Moreover, the vaccines have rapidly waning efficacy. Booster shots are now being required by an increasing number of nations just months after “full vaccination”. We can expect the same in Australia soon.

2. The Vaccines are Killing and Maiming Australians

Do you know how many Australians have died as a result of taking a Covid-19 vaccine? (Hint: the answer isn’t zero).

To date, 656 suspected vaccine-induced deaths have been reported through the TGA’s Database of Adverse Event Notifications (DAEN). Only nine of these deaths have been acknowledged by the TGA as being caused by a vaccine (all were attributed to the AstraZeneca shot). The TGA claims that the remaining 647 reported deaths have only a “coincidental association” with vaccination.

This seems highly unlikely, when the TGA has acknowledged suspected vaccination links to over 500 cases of myocarditis — a condition that has a first-year mortality rate of 20 per cent. Bizarrely, in the last two months, 161 suspected vaccine-induced deaths have been reported to DAEN, and the TGA claims that precisely none of them were caused by a vaccine.

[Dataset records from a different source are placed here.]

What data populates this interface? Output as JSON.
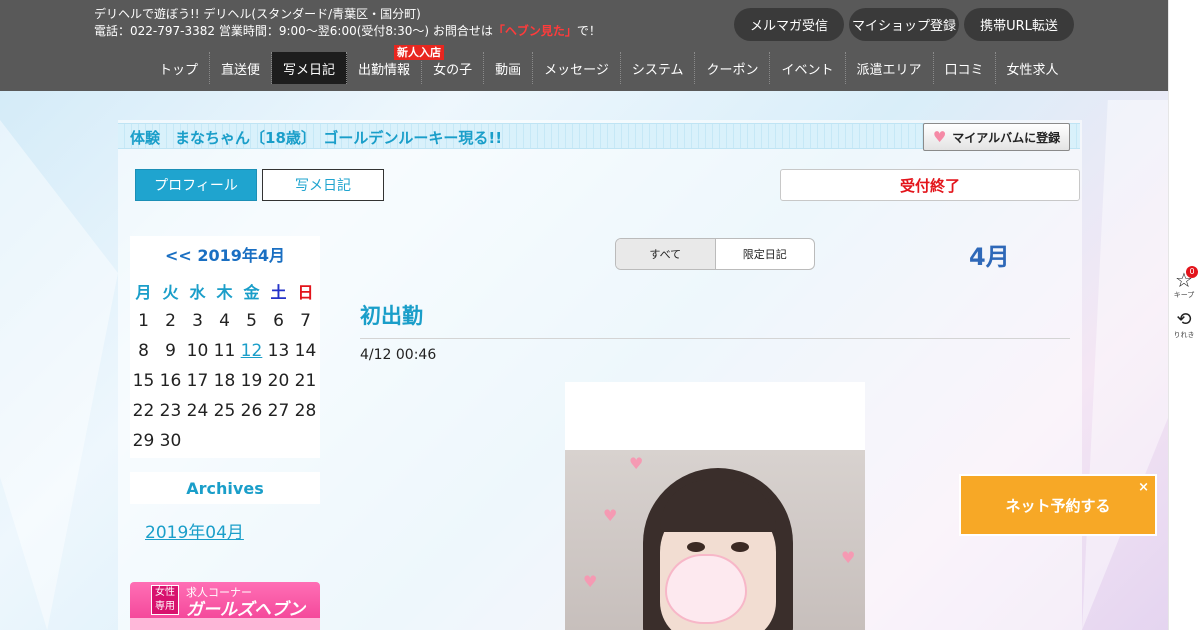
{
  "header": {
    "line1": "デリヘルで遊ぼう!! デリヘル(スタンダード/青葉区・国分町)",
    "line2_prefix": "電話：022-797-3382 営業時間：9:00～翌6:00(受付8:30～) お問合せは",
    "line2_highlight": "「ヘブン見た」",
    "line2_suffix": "で！",
    "buttons": [
      "メルマガ受信",
      "マイショップ登録",
      "携帯URL転送"
    ]
  },
  "nav": {
    "items": [
      "トップ",
      "直送便",
      "写メ日記",
      "出勤情報",
      "女の子",
      "動画",
      "メッセージ",
      "システム",
      "クーポン",
      "イベント",
      "派遣エリア",
      "口コミ",
      "女性求人"
    ],
    "active_index": 2,
    "badge": "新人入店"
  },
  "profile": {
    "title": "体験　まなちゃん〔18歳〕　ゴールデンルーキー現る!!",
    "album_button": "マイアルバムに登録",
    "tab_profile": "プロフィール",
    "tab_diary": "写メ日記",
    "status": "受付終了"
  },
  "calendar": {
    "title": "<< 2019年4月",
    "weekdays": [
      "月",
      "火",
      "水",
      "木",
      "金",
      "土",
      "日"
    ],
    "days": [
      "1",
      "2",
      "3",
      "4",
      "5",
      "6",
      "7",
      "8",
      "9",
      "10",
      "11",
      "12",
      "13",
      "14",
      "15",
      "16",
      "17",
      "18",
      "19",
      "20",
      "21",
      "22",
      "23",
      "24",
      "25",
      "26",
      "27",
      "28",
      "29",
      "30"
    ],
    "linked_day": "12"
  },
  "archives": {
    "title": "Archives",
    "link": "2019年04月"
  },
  "banner": {
    "tag": "女性専用",
    "sub": "求人コーナー",
    "main": "ガールズヘブン"
  },
  "diary": {
    "filter_all": "すべて",
    "filter_limited": "限定日記",
    "month": "4月",
    "entry_title": "初出勤",
    "entry_date": "4/12 00:46"
  },
  "side": {
    "keep_count": "0",
    "keep_label": "キープ",
    "history_label": "りれき"
  },
  "reserve": {
    "label": "ネット予約する",
    "close": "×"
  },
  "colors": {
    "accent": "#1fa4cf",
    "header_bg": "#595959",
    "status_red": "#e3141b",
    "reserve_orange": "#f7a826"
  }
}
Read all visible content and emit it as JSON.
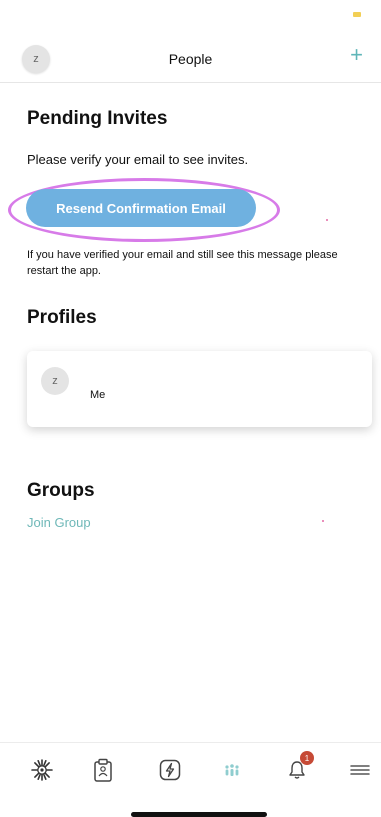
{
  "header": {
    "avatar_initial": "z",
    "title": "People",
    "add_icon": "plus-icon"
  },
  "pending": {
    "title": "Pending Invites",
    "verify_text": "Please verify your email to see invites.",
    "resend_label": "Resend Confirmation Email",
    "restart_text": "If you have verified your email and still see this message please restart the app."
  },
  "profiles": {
    "title": "Profiles",
    "items": [
      {
        "avatar_initial": "z",
        "name": "Me"
      }
    ]
  },
  "groups": {
    "title": "Groups",
    "join_label": "Join Group"
  },
  "bottom_nav": {
    "items": [
      {
        "icon": "sunflower-icon"
      },
      {
        "icon": "clipboard-icon"
      },
      {
        "icon": "lightning-icon"
      },
      {
        "icon": "people-icon"
      },
      {
        "icon": "bell-icon",
        "badge": "1"
      },
      {
        "icon": "menu-icon"
      }
    ]
  },
  "colors": {
    "accent_teal": "#5fb6b8",
    "button_blue": "#6fb1e0",
    "highlight_purple": "#d77be8",
    "badge_red": "#c64a36"
  }
}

Australia’s Covid-19 death toll, which currently sits at approximately 1,900 — is determined very differently. That number includes all people who have died with the SARS-CoV-2 virus in their bodies, unless there is a clear alternative cause of death that cannot be related to the virus. In other words, the bar is set very low for inclusion in this statistic. The Covid-19 virus is “guilty until proven innocent”.

But in the case of vaccine deaths, it is the opposite. The TGA sets a very high bar for inclusion in the vaccine death toll by assuming that the vaccines are “innocent until proven guilty”.

It is not just vaccine-induced deaths that should concern us. Myocarditis — which poses the greatest risk to young men taking an mRNA (Pfizer or Moderna) vaccine — is a very serious condition. Only 50 per cent of those who contract it survive after five years.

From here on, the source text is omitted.